You always bind to an ICollectionView, whether you make it explicit or not.

Assume that we have

var collection = new ObservableCollection<string>();var collectionView = CollectionViewSource.GetDefaultView(collection);

In this case, binding to collection or to collectionView is one and the same: the binding engine will bind to the default collection view (which is reference equal to collectionView) if you tell it to bind to collection.

This means that the answer to your question is "it makes absolutely no difference".

Just to be totally clear: even if you bind to the collection directly, the binding engine will bind to the default view. Modifying properties of the view such as sort criteria will affect the binding that appears to bind directly to the collection, since behind the covers it's a binding to the default view instead.

However, there is another interesting and related question: should one bind to the default collection view (i.e., to the collection itself, because there's no reason to explicitly bind to the default view) or to another view of the same collection?

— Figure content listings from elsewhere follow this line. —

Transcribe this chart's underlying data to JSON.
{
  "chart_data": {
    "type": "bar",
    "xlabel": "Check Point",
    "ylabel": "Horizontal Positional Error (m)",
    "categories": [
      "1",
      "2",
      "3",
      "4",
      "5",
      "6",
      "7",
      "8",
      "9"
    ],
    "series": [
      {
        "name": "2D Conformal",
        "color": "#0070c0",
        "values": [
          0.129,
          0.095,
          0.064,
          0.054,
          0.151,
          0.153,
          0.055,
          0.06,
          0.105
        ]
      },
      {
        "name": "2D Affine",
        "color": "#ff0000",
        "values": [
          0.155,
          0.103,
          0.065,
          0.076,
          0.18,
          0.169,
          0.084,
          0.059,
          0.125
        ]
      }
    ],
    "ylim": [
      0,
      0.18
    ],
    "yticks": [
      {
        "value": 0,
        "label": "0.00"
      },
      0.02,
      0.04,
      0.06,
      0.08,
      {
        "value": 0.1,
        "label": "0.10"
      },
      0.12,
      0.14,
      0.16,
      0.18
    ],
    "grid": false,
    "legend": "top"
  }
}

Considering that each view has its own notion of current item, sort criteria, etc, it follows that if you intend to have multiple bindings to the same collection, and the bound controls need to have distinct notions of current item, filters and company, then what you want is to explicitly bind to multiple views of the same underlying collection.


ObservableCollection<T> implements INotifyCollectionChanged and will notify the UI when the items in the collection have been changed.

ICollectionView will give you the ability to filter, sort, or group the collection in addition to propogating INotifyCollectionChanged events if the underlying collection implements it.

Either type works well with MVVM as long as you bind to it. Use ICollectionView when you need sorting, filtering, or grouping. Use ObservableCollection<T> directly when you don't.


Just to add to what Jon said. The main difference is, that by using CollectionViewSource.GetDefaultView(collection), you are making you ViewModel dependent on WPF. Many MVVM purists don't like this and this would leave ObservableCollection only valid option.

Other option would be to use ICollectionView and use a class, that implement it, but is not part of WPF itself.